2007'den Bugüne 92,313 Tavsiye, 28,222 Uzman ve 19,980 Bilimsel Makale
Site İçi Arama
Yeni Tavsiye Ekleyin!



Ailenin İşlevleri
MAKALE #9806 © Yazan Psk.Dnş.Serkan YILDIRIM | Yayın Ekim 2012 | 26,938 Okuyucu
İnsanın duygusal ve zihinsel donanımı onu diğer varlıklardan farklı kılan bir özelliktir. Yine aynı şekilde toplumsallığı da ve bu toplum içinde kendini var etme biçimleri de insanı diğer varlıklardan ayıran önemli özelliklerinden biridir. Toplumsallaşmanın gerçekleştiği ilk yer, içine doğduğu aile ortamıdır.

Aile toplumsal kurumlar arasında en önemli olanıdır. Bireysel ve toplumsal yaşamın en etkin dinamiklerinden biridir aile. Çünkü aile bütün bir toplumsal yaşamın en küçük bir temsili niteliğini taşır. Toplumsal hayatı oluşturan diğer bütün kurumlar (ekonomi, siyaset, eğitim, din vs.) ve bu kurumlara bağlı olarak gerçekleştirilen davranış biçimlerinin küçük ölçekli temsilleri aile hayatında gerçekleşir. Toplumsal yaşamın devamı için gereken değerler ve kurallar, aile yaşamı içinde öğrenilir. Aileyi oluşturan fertler tıpkı toplumsal yaşamda insanların belli rolleri ve bu rollere bağlı birtakım sorumlulukları sahip olması gibi, birtakım rollere ve sorumluluklara sahiptirler.

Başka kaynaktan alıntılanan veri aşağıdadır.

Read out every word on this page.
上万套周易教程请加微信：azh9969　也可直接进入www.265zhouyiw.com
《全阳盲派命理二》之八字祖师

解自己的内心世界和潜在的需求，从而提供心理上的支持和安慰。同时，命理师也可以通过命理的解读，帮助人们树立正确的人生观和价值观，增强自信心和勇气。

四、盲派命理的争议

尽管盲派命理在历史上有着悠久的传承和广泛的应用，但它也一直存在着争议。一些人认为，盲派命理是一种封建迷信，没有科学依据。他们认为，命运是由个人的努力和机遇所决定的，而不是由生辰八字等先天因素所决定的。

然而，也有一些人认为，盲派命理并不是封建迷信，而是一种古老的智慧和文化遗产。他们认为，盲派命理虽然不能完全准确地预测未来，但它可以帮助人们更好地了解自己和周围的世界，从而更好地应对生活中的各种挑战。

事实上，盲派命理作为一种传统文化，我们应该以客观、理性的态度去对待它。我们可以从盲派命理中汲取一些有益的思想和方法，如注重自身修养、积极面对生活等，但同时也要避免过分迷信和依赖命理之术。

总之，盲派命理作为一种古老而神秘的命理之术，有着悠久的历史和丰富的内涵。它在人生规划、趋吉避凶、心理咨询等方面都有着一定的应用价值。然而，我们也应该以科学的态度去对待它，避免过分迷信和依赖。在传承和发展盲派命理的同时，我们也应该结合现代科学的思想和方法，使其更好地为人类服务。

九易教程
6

Aile toplumu oluşturan en küçük organizasyondur. Toplumun sürekliliği için aile vazgeçilmez bir unsurdur. Aile sadece toplumsal yaşam için değil bireysel yaşam içinde çok önemlidir. Ve bu önem dünyanın her yerinde geçerlidir.


Toplumdan topluma hatta aynı toplumun değişik coğrafyalarında farklı özellikler gösterdiği için ailenin evrensel bir tanımını yapmak zordur. Aile, sürekliliği olan ama değişimlerle kendini geleceğe taşıyan bir kurumdur. Aileyi tek bir tanıma sığdırmak güç olsa da, kimi evrensel niteliklerinden dolayı tanımlamaya çalışmak da imkansız değildir. En basit tanımlamalarda aile, kan bağı ile birbirine bağlı bireylerin oluşturduğu bir grup olarak görülmektedir. Ancak kan bağı ailenin varlığı için gerekli olsa da yeterli değildir. Bu nedenle aileyi tanımlayacak başka unsurlara da ihtiyaç vardır.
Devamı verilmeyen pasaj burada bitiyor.